A local judge granted Sorsby a temporary injunction, limiting his punishment to missing just the Red Raiders’ first two games, against Abilene Christian and Oregon State. After that, he’s back under center.
The response from programs across the country has been swift. Several have announced they won’t schedule competitions against Texas Tech in any sport.
But it’s one anonymous Big 12 coach’s reaction that cuts to the heart of what this ruling actually means.
A Coach’s Blunt Take on the Sorsby Ruling
ESPN‘s Dan Wetzel spoke with multiple coaches to get their read on the situation. All of them were baffled. One Big 12 coach, speaking anonymously, offered what may have been a sarcastic – but pointed – response about what this precedent means for how he’ll handle his players going forward.
“If this is the precedent, then I owe it to my players to bring in people from Las Vegas to teach us how to gamble. Then collectively, we need to decide which games we will play hard in and which ones we won’t. I’m supposed to do what’s best for my players, and in that case, they would be able to make a lot of money betting on our games. That’s the precedent for me.”
It sounds absurd. It’s also a completely logical conclusion.
If a coach’s responsibility is to act in his players’ best interests, and the worst-case legal outcome for betting on your own games is sitting out two non-conference openers – why wouldn’t that calculus change? The coach isn’t wrong to ask the question, even if the answer is uncomfortable.

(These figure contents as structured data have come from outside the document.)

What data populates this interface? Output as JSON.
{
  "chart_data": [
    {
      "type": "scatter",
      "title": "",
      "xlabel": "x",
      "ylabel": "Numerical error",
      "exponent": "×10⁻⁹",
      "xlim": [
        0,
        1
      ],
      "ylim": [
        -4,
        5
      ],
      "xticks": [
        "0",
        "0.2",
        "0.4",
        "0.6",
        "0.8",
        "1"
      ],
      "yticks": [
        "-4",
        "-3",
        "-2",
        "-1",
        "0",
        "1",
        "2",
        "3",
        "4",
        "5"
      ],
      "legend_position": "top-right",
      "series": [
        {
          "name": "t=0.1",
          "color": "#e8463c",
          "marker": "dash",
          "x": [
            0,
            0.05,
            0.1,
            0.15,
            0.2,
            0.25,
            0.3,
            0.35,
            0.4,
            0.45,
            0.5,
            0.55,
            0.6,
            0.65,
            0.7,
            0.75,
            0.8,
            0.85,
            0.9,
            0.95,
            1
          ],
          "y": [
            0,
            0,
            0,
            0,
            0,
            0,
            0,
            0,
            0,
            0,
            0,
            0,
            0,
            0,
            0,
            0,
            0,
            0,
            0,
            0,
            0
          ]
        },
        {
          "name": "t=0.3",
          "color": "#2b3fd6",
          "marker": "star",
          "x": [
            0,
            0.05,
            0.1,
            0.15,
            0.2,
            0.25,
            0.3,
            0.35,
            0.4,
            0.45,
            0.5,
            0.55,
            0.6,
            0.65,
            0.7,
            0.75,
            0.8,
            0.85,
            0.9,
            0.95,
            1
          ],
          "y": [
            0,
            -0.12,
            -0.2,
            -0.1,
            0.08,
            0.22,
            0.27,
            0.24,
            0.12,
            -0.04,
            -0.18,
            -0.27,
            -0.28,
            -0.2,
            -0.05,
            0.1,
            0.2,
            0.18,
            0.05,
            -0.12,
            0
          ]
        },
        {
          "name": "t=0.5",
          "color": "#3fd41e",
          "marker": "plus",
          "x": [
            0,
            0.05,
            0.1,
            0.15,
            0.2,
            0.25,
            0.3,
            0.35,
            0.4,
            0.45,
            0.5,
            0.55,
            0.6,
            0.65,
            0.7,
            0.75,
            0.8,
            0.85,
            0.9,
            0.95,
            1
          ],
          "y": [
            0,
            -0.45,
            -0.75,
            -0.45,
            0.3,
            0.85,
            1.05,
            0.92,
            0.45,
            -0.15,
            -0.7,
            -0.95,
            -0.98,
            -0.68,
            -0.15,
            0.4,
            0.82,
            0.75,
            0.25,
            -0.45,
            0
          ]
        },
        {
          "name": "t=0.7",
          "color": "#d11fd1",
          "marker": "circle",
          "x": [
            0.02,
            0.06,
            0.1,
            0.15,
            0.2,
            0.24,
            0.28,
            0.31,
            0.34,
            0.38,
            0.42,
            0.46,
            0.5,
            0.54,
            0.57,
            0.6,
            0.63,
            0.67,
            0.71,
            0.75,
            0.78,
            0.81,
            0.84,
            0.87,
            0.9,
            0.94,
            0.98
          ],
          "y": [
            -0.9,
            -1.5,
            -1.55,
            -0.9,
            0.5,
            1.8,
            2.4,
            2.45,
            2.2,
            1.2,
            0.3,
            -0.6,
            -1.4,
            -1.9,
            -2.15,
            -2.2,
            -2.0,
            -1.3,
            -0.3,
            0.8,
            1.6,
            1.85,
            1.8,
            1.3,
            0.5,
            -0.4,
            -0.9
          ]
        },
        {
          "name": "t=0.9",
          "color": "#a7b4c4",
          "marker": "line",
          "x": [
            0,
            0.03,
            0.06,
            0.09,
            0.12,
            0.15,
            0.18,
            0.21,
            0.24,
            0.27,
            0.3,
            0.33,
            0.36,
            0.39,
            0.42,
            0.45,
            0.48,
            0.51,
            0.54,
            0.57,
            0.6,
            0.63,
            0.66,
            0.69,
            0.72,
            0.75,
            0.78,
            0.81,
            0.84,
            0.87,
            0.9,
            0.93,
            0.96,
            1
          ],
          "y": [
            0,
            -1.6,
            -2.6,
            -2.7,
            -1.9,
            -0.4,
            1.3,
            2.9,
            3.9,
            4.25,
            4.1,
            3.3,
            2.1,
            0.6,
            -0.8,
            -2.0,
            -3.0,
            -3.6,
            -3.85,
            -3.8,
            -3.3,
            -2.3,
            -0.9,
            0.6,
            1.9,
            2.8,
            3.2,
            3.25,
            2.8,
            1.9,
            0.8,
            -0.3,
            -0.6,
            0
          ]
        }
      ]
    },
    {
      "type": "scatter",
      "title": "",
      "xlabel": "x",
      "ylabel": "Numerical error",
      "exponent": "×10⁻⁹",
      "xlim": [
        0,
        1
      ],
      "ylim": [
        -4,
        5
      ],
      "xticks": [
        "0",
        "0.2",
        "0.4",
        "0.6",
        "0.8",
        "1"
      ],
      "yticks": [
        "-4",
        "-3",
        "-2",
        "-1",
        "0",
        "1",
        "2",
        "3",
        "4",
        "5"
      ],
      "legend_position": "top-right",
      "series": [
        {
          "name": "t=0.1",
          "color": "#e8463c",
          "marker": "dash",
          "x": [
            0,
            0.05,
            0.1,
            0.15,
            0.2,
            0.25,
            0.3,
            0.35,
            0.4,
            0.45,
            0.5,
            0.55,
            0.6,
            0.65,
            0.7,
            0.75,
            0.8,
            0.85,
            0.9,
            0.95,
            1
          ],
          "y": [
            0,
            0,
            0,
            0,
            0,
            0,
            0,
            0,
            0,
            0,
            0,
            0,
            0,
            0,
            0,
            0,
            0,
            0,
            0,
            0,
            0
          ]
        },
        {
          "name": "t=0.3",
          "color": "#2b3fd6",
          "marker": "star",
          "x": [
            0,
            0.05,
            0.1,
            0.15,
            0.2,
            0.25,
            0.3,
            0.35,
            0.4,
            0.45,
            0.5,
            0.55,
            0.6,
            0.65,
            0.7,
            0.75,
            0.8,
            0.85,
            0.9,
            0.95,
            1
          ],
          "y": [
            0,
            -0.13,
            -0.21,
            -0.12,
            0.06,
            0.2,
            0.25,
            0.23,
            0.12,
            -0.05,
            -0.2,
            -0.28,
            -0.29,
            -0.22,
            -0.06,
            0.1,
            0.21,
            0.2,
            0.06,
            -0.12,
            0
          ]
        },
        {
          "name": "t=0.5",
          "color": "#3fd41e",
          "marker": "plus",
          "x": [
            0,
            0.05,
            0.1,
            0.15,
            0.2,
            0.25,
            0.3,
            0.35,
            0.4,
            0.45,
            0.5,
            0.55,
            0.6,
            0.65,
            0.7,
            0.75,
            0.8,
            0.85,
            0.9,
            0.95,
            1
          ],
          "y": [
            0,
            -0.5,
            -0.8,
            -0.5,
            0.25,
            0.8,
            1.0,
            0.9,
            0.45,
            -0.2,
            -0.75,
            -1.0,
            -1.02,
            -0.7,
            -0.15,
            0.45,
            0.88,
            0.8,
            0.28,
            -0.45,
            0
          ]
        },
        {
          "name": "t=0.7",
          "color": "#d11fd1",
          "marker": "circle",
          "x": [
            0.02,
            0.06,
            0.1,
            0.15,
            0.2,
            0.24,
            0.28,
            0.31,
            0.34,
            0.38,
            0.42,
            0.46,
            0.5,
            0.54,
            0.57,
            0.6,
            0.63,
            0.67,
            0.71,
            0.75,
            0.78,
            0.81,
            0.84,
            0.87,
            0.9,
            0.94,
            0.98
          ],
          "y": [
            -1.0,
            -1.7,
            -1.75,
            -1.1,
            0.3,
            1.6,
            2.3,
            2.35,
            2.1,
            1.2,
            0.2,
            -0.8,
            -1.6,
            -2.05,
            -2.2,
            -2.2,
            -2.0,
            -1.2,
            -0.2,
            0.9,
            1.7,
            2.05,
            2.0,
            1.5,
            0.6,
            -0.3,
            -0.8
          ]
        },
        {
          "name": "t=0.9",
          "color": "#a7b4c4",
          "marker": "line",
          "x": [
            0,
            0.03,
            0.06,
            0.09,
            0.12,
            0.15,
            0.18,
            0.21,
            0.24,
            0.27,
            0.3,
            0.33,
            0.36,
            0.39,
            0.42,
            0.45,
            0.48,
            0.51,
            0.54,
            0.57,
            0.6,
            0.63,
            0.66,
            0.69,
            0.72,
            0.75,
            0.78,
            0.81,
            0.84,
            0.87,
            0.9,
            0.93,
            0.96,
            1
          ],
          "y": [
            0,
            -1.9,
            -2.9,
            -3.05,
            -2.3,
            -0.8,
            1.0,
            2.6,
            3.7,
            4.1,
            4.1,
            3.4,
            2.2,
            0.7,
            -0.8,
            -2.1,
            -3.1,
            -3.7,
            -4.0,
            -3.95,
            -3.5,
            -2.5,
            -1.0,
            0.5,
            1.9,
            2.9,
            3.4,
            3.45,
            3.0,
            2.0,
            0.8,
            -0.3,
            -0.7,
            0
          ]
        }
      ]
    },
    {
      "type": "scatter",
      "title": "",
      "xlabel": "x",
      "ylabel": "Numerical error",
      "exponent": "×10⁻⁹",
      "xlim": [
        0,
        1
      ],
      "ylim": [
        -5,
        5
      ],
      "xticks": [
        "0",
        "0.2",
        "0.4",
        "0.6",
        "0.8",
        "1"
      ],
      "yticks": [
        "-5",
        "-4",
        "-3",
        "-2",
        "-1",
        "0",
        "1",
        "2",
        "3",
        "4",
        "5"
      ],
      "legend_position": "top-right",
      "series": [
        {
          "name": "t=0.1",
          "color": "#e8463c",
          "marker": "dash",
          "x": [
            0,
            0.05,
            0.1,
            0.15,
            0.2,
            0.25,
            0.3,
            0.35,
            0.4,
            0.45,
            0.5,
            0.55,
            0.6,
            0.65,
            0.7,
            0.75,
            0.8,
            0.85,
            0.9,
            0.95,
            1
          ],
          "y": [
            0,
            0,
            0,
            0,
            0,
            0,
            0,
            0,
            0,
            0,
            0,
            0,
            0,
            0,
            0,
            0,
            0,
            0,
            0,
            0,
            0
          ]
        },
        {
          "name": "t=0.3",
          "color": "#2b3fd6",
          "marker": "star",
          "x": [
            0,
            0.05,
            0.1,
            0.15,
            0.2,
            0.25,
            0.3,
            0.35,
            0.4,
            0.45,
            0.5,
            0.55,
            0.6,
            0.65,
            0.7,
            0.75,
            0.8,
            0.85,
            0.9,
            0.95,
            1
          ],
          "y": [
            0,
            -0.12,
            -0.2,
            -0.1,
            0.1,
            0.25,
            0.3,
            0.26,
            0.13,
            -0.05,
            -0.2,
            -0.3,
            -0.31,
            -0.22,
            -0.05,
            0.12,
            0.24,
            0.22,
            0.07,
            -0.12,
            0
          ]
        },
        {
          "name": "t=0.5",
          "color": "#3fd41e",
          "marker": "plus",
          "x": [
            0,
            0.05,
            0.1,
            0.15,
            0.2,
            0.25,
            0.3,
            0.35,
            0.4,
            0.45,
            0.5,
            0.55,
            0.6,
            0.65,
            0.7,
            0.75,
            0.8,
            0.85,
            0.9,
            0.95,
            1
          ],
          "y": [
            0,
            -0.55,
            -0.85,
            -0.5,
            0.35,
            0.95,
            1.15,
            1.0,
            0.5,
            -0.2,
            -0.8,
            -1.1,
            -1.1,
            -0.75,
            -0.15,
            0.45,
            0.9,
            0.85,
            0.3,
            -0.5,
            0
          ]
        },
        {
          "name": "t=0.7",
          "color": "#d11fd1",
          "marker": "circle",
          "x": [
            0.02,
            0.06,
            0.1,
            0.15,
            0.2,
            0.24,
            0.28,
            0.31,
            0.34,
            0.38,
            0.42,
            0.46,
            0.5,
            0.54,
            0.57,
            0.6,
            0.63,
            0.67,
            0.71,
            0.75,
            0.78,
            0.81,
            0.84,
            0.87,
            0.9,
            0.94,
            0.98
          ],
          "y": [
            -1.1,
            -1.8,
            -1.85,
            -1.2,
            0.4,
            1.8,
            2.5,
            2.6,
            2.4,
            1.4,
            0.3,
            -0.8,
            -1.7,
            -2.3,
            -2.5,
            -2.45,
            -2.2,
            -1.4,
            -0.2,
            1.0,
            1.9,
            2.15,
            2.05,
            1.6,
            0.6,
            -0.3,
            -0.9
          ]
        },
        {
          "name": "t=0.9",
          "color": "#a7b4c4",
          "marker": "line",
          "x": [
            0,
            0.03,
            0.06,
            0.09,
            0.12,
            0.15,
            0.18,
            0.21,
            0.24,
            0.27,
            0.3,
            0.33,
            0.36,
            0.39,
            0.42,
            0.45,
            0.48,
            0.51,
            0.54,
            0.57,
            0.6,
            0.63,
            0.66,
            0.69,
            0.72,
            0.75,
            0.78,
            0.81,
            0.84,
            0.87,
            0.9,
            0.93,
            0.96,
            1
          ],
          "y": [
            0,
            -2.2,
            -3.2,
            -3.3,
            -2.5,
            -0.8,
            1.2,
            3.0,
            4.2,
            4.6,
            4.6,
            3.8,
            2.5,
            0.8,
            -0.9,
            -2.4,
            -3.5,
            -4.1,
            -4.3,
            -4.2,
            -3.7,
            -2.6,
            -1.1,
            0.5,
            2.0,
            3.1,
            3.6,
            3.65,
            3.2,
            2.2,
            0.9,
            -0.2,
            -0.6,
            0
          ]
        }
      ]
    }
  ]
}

What This Ruling Actually Does to College Sports
Sorsby, by all appearances, bet on games for years, including games involving his own team. The punishment he’s facing is missing two contests that carry little weight in the broader season picture. That’s it.
Without real consequences for betting on games, the integrity of the sport itself becomes hard to defend. The Sorsby ruling – handed down by a local judge with apparent sympathies toward the home team – has given college football a legitimacy problem it won’t easily shake.